Questão de princípios
JOÃO BERNARDO DE LIMA KAPPEN
O GLOBO - 28/06/10
O Tribunal Superior Eleitoral, ao reconhecer a validade da lei chamada de “ficha limpa”, demonstra que, mais uma vez, o impulso punitivo que domina o ambiente público é capaz de preterir princípios constitucionais caros ao estado democrático de direito brasileiro. O tribunal faz valer a máxima de que os fins justificam os meios, na medida em que aceita transgredir sólidos direitos fundamentais, com a justificativa de preservação dos interesses dos eleitores.
Os princípios constitucionais da irretroatividade da lei que cause prejuízo (questão levantada unicamente pelo corajoso e independente ministro Marco Aurélio) e da presunção de inocência passaram ao largo dos votos proferidos pelos ministros da corte eleitoral. Na repercussão do julgamento, houve quem dissesse que “quem misturasse direito penal com direito eleitoral, iria perder muito dinheiro com advogados”.
Infelizmente, pensamentos como este refletem certa cultura de desprezo às normas constitucionais, patente no Judiciário brasileiro.
Neste caso, não se trata de confronto entre leis de caráter penal e eleitoral, mas sim de violação direta à Constituição federal. E é impossível não misturar direito penal com direito eleitoral, posto que o critério de inelegibilidade estabelecido na lei da “ficha limpa” é justamente ter condenação no âmbito penal.
Desta forma, o direito eleitoral está importando um instituto do direito penal para tornar imbele o direito de os cidadãos se candidatarem a cargos políticos. Não há, pois, como afastar os princípios inerentes ao direito penal, seja ele material ou processual.
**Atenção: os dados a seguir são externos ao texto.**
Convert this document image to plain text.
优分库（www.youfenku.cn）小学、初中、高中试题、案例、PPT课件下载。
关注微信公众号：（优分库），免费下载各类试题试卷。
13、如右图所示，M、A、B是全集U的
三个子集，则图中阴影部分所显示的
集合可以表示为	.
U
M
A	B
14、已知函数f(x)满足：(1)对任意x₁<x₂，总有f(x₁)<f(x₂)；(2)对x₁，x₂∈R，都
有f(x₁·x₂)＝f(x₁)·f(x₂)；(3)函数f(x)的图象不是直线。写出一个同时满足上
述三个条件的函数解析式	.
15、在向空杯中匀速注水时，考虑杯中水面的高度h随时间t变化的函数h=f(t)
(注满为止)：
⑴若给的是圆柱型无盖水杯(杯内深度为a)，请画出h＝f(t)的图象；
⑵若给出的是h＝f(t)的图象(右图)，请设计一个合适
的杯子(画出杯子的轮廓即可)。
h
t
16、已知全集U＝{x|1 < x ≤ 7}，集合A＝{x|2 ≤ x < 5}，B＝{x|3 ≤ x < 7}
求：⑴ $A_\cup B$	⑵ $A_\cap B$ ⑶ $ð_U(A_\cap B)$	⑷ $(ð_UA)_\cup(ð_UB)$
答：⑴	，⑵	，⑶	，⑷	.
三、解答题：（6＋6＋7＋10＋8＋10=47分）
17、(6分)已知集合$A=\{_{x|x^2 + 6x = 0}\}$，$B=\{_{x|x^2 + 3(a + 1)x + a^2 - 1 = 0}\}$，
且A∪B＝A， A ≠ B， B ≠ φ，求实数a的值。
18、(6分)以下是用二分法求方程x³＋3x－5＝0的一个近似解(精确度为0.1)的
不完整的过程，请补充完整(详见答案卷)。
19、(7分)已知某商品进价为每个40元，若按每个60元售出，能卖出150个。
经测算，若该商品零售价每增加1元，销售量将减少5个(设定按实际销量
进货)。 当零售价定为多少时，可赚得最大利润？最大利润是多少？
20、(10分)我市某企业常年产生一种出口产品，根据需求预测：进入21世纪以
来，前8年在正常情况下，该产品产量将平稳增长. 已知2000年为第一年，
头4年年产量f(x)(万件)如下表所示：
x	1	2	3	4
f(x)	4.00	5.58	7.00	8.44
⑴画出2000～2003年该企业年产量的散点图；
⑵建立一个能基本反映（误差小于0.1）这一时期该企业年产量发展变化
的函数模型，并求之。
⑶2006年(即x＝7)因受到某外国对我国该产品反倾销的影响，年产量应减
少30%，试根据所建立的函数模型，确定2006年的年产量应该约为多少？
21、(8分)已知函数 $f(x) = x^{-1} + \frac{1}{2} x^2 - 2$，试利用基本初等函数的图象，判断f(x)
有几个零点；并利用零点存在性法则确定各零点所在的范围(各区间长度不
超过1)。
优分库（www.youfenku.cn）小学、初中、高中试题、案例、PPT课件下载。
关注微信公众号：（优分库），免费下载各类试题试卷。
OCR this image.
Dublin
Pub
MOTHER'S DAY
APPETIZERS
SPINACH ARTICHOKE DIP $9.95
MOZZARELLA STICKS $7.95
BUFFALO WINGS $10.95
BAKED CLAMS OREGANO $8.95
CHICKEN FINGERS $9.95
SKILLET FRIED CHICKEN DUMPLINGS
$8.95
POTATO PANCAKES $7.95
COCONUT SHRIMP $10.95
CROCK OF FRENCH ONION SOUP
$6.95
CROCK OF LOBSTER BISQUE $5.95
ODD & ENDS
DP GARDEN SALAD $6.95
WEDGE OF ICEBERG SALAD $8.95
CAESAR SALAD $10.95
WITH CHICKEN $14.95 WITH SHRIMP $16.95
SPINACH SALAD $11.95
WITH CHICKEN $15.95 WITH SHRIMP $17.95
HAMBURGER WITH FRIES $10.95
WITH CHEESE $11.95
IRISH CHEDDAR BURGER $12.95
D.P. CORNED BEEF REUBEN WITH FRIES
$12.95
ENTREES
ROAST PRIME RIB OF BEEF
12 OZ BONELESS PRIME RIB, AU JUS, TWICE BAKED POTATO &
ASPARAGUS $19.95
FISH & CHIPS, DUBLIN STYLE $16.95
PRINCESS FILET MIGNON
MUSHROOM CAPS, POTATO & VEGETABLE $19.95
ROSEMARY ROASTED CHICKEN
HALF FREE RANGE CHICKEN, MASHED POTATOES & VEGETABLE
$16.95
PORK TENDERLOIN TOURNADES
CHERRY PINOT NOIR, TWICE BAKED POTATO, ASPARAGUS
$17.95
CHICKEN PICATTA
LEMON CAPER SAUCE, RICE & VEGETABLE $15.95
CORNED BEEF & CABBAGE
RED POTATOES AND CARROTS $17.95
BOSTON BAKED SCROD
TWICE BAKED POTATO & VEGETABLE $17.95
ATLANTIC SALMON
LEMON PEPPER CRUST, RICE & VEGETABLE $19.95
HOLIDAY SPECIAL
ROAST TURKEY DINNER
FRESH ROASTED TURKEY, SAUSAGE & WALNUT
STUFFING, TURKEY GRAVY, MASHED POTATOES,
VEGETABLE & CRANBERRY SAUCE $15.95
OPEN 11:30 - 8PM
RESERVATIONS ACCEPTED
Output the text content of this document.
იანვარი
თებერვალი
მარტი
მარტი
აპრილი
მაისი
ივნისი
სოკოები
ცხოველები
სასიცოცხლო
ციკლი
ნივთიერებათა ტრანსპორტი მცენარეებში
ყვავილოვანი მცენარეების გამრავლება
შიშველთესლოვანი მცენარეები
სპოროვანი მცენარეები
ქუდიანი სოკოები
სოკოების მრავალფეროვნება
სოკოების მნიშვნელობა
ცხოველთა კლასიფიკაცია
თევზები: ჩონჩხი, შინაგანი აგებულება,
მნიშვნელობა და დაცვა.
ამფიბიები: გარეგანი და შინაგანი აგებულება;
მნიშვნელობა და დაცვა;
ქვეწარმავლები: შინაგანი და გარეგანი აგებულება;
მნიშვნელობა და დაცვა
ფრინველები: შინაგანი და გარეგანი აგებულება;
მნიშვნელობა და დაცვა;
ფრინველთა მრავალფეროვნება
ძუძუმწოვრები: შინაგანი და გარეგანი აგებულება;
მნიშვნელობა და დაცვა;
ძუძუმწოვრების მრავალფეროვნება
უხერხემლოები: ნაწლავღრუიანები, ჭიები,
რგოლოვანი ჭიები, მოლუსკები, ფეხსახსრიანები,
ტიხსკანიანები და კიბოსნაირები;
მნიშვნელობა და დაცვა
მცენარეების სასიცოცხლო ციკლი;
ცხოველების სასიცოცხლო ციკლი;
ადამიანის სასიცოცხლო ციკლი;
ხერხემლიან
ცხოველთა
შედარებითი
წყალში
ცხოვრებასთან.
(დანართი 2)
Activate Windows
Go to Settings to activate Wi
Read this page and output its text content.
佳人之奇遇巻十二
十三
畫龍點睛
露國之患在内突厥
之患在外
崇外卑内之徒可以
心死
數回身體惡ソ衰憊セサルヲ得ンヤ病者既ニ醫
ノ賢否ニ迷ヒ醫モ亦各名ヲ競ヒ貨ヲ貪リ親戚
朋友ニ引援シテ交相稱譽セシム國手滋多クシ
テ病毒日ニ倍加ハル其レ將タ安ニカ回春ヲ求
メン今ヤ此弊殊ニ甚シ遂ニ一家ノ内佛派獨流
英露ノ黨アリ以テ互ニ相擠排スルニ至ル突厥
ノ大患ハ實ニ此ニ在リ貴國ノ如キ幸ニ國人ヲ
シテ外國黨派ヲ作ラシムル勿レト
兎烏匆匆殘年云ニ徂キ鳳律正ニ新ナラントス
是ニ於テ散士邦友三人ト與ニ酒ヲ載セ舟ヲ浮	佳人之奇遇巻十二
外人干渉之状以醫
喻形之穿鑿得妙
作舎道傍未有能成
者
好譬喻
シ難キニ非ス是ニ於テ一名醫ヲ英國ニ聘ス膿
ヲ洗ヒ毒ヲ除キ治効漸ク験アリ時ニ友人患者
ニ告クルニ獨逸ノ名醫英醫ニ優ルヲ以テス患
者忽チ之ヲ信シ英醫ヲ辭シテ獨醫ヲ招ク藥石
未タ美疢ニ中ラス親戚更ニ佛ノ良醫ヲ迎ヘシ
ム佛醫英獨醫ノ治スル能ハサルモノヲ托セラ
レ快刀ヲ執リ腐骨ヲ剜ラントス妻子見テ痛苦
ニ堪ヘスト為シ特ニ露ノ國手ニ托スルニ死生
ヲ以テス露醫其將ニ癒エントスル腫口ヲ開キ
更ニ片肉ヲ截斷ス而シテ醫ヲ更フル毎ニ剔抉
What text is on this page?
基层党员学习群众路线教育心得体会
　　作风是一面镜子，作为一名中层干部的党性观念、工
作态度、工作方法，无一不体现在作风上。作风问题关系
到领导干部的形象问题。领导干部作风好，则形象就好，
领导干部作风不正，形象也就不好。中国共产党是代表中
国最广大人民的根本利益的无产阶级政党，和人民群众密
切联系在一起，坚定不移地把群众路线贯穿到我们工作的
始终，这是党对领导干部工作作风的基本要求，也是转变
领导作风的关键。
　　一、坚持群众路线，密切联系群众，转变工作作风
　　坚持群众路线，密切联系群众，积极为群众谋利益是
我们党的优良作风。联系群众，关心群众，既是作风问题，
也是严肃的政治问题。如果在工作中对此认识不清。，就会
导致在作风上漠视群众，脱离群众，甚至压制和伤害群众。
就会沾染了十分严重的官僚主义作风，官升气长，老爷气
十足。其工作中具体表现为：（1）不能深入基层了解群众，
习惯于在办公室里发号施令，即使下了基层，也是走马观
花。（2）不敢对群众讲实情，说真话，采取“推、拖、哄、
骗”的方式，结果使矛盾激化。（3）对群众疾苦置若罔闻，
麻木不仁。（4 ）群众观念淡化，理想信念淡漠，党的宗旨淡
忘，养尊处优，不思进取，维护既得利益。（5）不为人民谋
O problema é que se se admite que a condenação criminal, por si, acarreta a inelegibilidade, parte-se do pressuposto de que esta condenação não será jamais reformada, instituindo, assim, uma provisória presunção de culpa. Mas se a Constituição federal estabelece que ninguém será considerado culpado até o trânsito em julgado de sentença penal condenatória, então até que seja julgado o último recurso possível não se pode impor a quem quer que seja os efeitos de uma eventual condenação criminal, sob pena de prejuízos irreparáveis. E é exatamente isto que pretende a lei da “ficha limpa”, considerar previamente culpados aqueles que ainda podem ser absolvidos e estender a eles os efeitos (a inelegibilidade) de uma condenação que não é definitiva. A questão central que, como de costume, é empurrada para debaixo do tapete gira em torno do problema de como fazer para melhorar o nível dos nossos representantes nos poderes Legislativo e Executivo, sem que com isso tenhamos que atropelar o Direito posto.
E a solução, pelo menos aquela que passa pelo respeito aos princípios constitucionais de um estado de direito, parece estar na consciência do eleitor. Por que não fazemos campanha pela transparência e pelo voto consciente? Por que não apenas divulgar os antecedentes criminais dos candidatos, delegando ao povo a oportunidade de eleger ou não os representantes de suas escolhas? Será que precisamos judicializar a consciência popular? Neste imbróglio, caberá ao Supremo Tribunal Federal, único e verdadeiro guardião da Constituição federal, a palavra final, mas ficará sempre a dúvida: quem nos protegerá da bondade dos bons?
JOÃO BERNARDO DE LIMA KAPPEN é advogado.